With notable exceptions, the new pavement markings weren't the moronic sharrows of yesteryear that shoved cyclists next to parked cars liable to break kneecaps with opening doors. (Here's a sad example of one of the few remaining stupid, yesteryear-style, sharrows. This one is on Market Street, northwest-bound approaching Safeway.)
This stupid sharrow pins cyclists against cars
The change in motorists' attitudes was notable. Your reporter's unscientific observations seemed to indicate fewer attempted to run law-abiding cyclists off the road as they routinely had in the past. And more commuters seemed to be hitting the streets with their bikes. Market Street is now host to a pleasant pageant of bicyclists on their way to work every morning, and nearly every city street nowadays seems to usually have cyclists on it.
Even without the new safer routes, bike commuting had been gaining popularity. in early December the Metropolitan Transportation Commission announced that half-again as many cyclists were riding this year as compared to four years ago -- despite the traffic-improvement injunction in place during that time. Also in 2010, Bicycling Magazine named San Francisco as a top U.S. city for cycling -- before the improvements had a chance to take full effect.
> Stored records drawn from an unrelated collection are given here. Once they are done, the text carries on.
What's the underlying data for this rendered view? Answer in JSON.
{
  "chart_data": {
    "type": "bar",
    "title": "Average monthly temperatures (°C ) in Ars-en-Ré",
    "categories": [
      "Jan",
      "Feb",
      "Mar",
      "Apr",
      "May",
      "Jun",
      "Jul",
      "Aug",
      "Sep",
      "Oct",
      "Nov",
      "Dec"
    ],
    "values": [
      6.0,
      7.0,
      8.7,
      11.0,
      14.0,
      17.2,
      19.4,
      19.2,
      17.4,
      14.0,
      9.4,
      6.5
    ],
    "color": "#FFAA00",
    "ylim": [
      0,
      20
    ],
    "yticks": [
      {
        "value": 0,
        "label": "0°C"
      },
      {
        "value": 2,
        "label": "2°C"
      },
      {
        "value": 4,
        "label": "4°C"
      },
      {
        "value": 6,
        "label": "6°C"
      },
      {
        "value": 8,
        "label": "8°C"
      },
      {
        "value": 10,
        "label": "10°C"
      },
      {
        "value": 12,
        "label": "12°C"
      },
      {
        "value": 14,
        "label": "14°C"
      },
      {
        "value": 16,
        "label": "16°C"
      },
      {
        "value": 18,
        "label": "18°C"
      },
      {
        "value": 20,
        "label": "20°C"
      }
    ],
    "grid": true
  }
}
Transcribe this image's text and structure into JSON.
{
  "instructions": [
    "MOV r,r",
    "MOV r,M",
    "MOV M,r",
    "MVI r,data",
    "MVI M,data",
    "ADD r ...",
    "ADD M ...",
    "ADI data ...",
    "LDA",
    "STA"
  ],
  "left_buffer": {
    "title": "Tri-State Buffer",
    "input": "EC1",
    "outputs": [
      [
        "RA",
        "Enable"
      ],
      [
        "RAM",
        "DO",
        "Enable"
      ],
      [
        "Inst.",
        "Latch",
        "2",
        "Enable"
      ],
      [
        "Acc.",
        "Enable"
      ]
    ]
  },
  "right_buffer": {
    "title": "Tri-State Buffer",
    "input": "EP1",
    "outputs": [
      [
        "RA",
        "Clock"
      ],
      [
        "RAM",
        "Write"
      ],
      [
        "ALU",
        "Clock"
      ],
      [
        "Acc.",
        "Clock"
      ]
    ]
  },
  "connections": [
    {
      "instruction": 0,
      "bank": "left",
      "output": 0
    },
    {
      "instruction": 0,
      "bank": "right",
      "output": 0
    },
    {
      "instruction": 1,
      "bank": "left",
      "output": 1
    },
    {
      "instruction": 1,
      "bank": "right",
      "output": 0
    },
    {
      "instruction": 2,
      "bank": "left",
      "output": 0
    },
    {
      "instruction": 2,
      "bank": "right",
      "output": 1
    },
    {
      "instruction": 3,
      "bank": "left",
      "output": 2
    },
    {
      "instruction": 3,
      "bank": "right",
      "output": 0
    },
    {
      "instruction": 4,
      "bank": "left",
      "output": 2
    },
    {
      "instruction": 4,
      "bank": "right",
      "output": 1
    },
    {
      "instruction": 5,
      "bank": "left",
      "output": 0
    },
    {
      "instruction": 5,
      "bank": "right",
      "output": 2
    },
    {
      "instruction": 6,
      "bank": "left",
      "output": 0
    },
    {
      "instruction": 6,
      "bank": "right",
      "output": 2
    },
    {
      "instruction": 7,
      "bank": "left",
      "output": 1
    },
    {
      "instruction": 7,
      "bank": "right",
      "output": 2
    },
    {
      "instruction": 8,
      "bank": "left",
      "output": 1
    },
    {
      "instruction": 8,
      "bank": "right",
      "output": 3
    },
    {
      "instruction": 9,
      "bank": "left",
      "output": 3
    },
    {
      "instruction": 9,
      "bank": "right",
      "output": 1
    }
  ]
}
In 2000, 2 percent of San Francisco trips were reportedly taken by bike. In 2008, the number was at 6 percent. In October of this year, Board of Supervisors President David Chiu announced a resolution to bring that proportion up to 20 percent. There's plenty of room for improvement -- cities such as Amsterdam, which take road sharing truly seriously, have achieved cycling rates where 40 percent of trips are made by bike.
Could 2011 be the year of the cycling tipping point?